Photographer: Pete Marovich/Bloomberg

Trump may skip early budget blueprint, hindering approps bills

February 7, 2017Erik Wasson,  Laura Curtis  & Kathleen Hunter

This article was first available to Bloomberg Government subscribers. 

President Donald Trump’s administration may forgo submitting to Congress a bare bones budget outline this month, postponing its fiscal blueprint until as late as May.

By law, a president’s budget request is due to Congress on the first Monday in February, a deadline rarely met. In the first year of a new administration, the Office of Management and Budget will sometimes do a less-detailed version, with top-line numbers for 10 years, while refining the details of agency spending.

A House Republican lawmaker with close ties to the administration has been told that the administration is now weighing skipping that February effort in order to concentrate on delivering a full budget request by early May.

Such a move could have far reaching effects on the congressional spending bill timetable for fiscal 2018, making another stopgap continuing resolution in the fall more likely.

Lawmakers have expected the budget committees to wait for signals from the administration on how it wants to approach cuts to discretionary and entitlement spending as well as tax code changes before forging ahead with a fiscal 2018 budget resolution. Without the top-line numbers in that resolution and spending data from the White House, appropriators would be hamstrung.

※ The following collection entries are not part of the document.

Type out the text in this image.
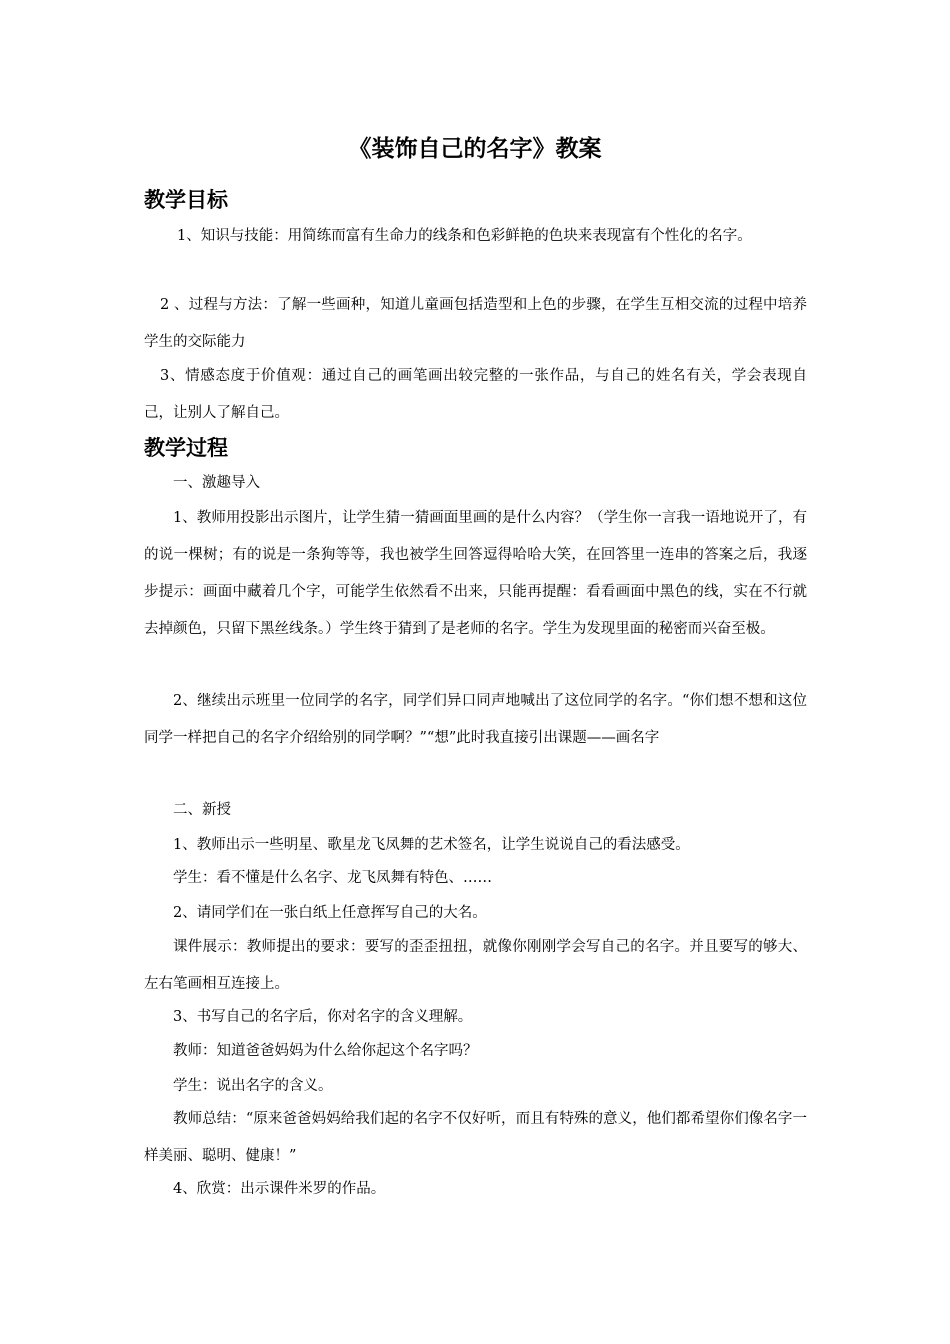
《装饰自己的名字》教案
教学目标

1、知识与技能：用简练而富有生命力的线条和色彩鲜艳的色块来表现富有个性化的名字。

2 、过程与方法：了解一些画种，知道儿童画包括造型和上色的步骤，在学生互相交流的过程中培养学生的交际能力

3、情感态度于价值观：通过自己的画笔画出较完整的一张作品，与自己的姓名有关，学会表现自己，让别人了解自己。

教学过程

一、激趣导入

1、教师用投影出示图片，让学生猜一猜画面里画的是什么内容？（学生你一言我一语地说开了，有的说一棵树；有的说是一条狗等等，我也被学生回答逗得哈哈大笑，在回答里一连串的答案之后，我逐步提示：画面中藏着几个字，可能学生依然看不出来，只能再提醒：看看画面中黑色的线，实在不行就去掉颜色，只留下黑丝线条。）学生终于猜到了是老师的名字。学生为发现里面的秘密而兴奋至极。

2、继续出示班里一位同学的名字，同学们异口同声地喊出了这位同学的名字。“你们想不想和这位同学一样把自己的名字介绍给别的同学啊？”“想”此时我直接引出课题——画名字

二、新授

1、教师出示一些明星、歌星龙飞凤舞的艺术签名，让学生说说自己的看法感受。

学生：看不懂是什么名字、龙飞凤舞有特色、……

2、请同学们在一张白纸上任意挥写自己的大名。

课件展示：教师提出的要求：要写的歪歪扭扭，就像你刚刚学会写自己的名字。并且要写的够大、左右笔画相互连接上。

3、书写自己的名字后，你对名字的含义理解。

教师：知道爸爸妈妈为什么给你起这个名字吗？

学生：说出名字的含义。

教师总结：“原来爸爸妈妈给我们起的名字不仅好听，而且有特殊的意义，他们都希望你们像名字一样美丽、聪明、健康！”

4、欣赏：出示课件米罗的作品。
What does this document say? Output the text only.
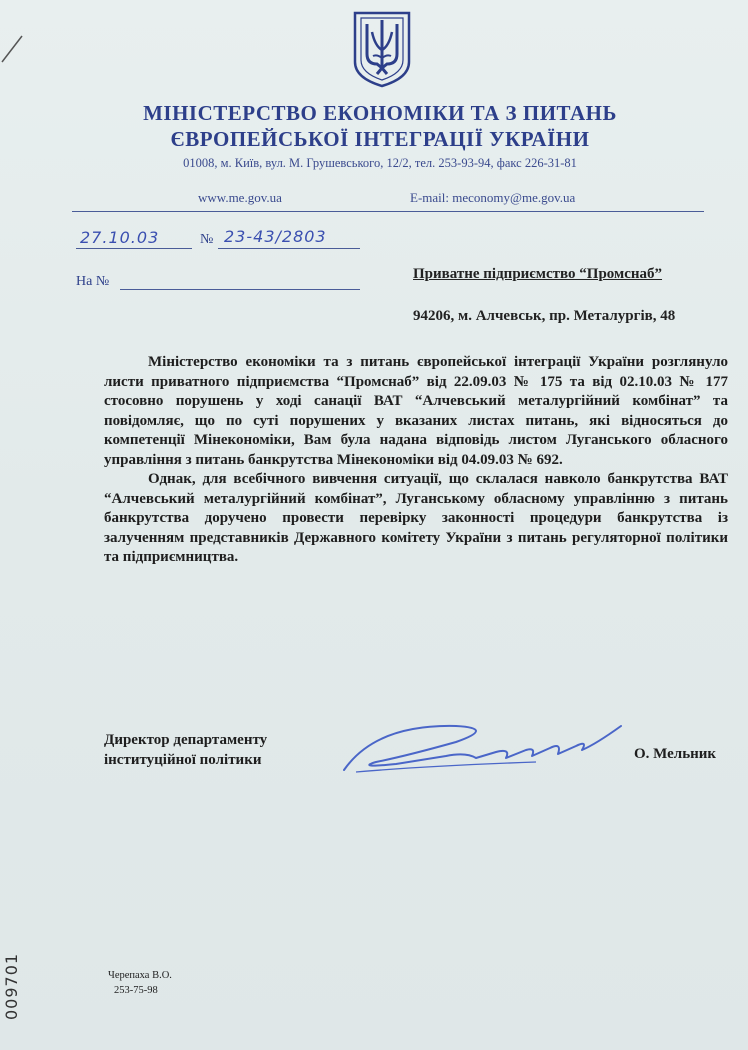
МІНІСТЕРСТВО ЕКОНОМІКИ ТА З ПИТАНЬ
ЄВРОПЕЙСЬКОЇ ІНТЕГРАЦІЇ УКРАЇНИ
01008, м. Київ, вул. М. Грушевського, 12/2, тел. 253-93-94, факс 226-31-81
www.me.gov.ua	E-mail: meconomy@me.gov.ua
27.10.03	№ 23-43/2803
На №	Приватне підприємство “Промснаб”
94206, м. Алчевськ, пр. Металургів, 48

Міністерство економіки та з питань європейської інтеграції України розглянуло листи приватного підприємства “Промснаб” від 22.09.03 № 175 та від 02.10.03 № 177 стосовно порушень у ході санації ВАТ “Алчевський металургійний комбінат” та повідомляє, що по суті порушених у вказаних листах питань, які відносяться до компетенції Мінекономіки, Вам була надана відповідь листом Луганського обласного управління з питань банкрутства Мінекономіки від 04.09.03 № 692.

Однак, для всебічного вивчення ситуації, що склалася навколо банкрутства ВАТ “Алчевський металургійний комбінат”, Луганському обласному управлінню з питань банкрутства доручено провести перевірку законності процедури банкрутства із залученням представників Державного комітету України з питань регуляторної політики та підприємництва.

Директор департаменту
інституційної політики	О. Мельник
Черепаха В.О.
253-75-98
009701
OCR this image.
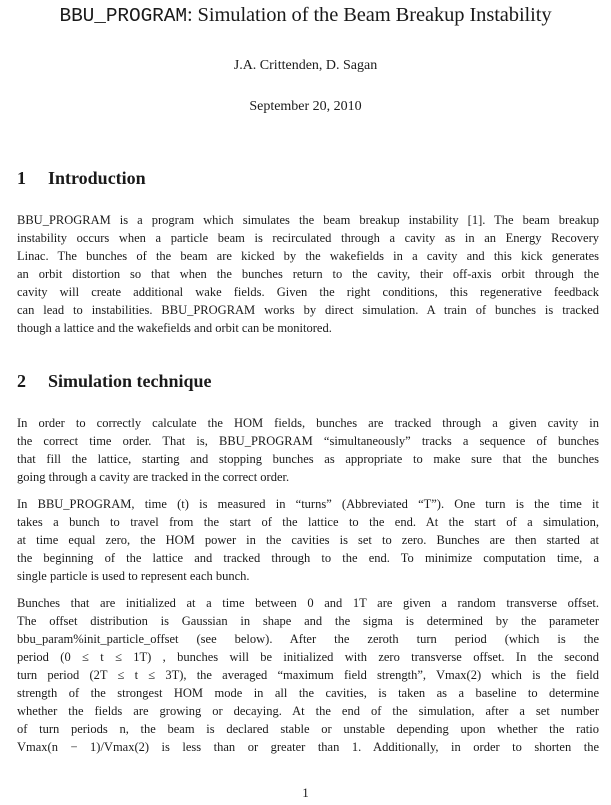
BBU_PROGRAM: Simulation of the Beam Breakup Instability
J.A. Crittenden, D. Sagan
September 20, 2010
1 Introduction
BBU_PROGRAM is a program which simulates the beam breakup instability [1]. The beam breakup
instability occurs when a particle beam is recirculated through a cavity as in an Energy Recovery
Linac. The bunches of the beam are kicked by the wakefields in a cavity and this kick generates
an orbit distortion so that when the bunches return to the cavity, their off-axis orbit through the
cavity will create additional wake fields. Given the right conditions, this regenerative feedback
can lead to instabilities. BBU_PROGRAM works by direct simulation. A train of bunches is tracked
though a lattice and the wakefields and orbit can be monitored.
2 Simulation technique
In order to correctly calculate the HOM fields, bunches are tracked through a given cavity in
the correct time order. That is, BBU_PROGRAM “simultaneously” tracks a sequence of bunches
that fill the lattice, starting and stopping bunches as appropriate to make sure that the bunches
going through a cavity are tracked in the correct order.
In BBU_PROGRAM, time (t) is measured in “turns” (Abbreviated “T”). One turn is the time it
takes a bunch to travel from the start of the lattice to the end. At the start of a simulation,
at time equal zero, the HOM power in the cavities is set to zero. Bunches are then started at
the beginning of the lattice and tracked through to the end. To minimize computation time, a
single particle is used to represent each bunch.
Bunches that are initialized at a time between 0 and 1T are given a random transverse offset.
The offset distribution is Gaussian in shape and the sigma is determined by the parameter
bbu_param%init_particle_offset (see below). After the zeroth turn period (which is the
period (0 ≤ t ≤ 1T) , bunches will be initialized with zero transverse offset. In the second
turn period (2T ≤ t ≤ 3T), the averaged “maximum field strength”, Vmax(2) which is the field
strength of the strongest HOM mode in all the cavities, is taken as a baseline to determine
whether the fields are growing or decaying. At the end of the simulation, after a set number
of turn periods n, the beam is declared stable or unstable depending upon whether the ratio
Vmax(n − 1)/Vmax(2) is less than or greater than 1. Additionally, in order to shorten the
1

Interim House Budget Committee Chairwoman Diane Black said in an interview that the administration hasn’t notified her about when it will send up a fiscal plan. Asked how any delay could affect her own House budget resolution, Black said that the committee will mark up a budget “at the appropriate time.”

Budget Director nominee Mick Mulvaney had said he hoped to send a skinny budget this month — before Feb. 28, when Trump is scheduled to address Congress.

With Mulvaney’s confirmation by the Senate stalled until next week at the earliest, the new OMB head would have just over a week to put together the blueprint after taking office to meet the Feb. 28 goal. To complete the blueprint, Mulvaney would need to get administration consensus on whether the budget will balance in 10 years — something he favors — and how to achieve the cuts needed to do that.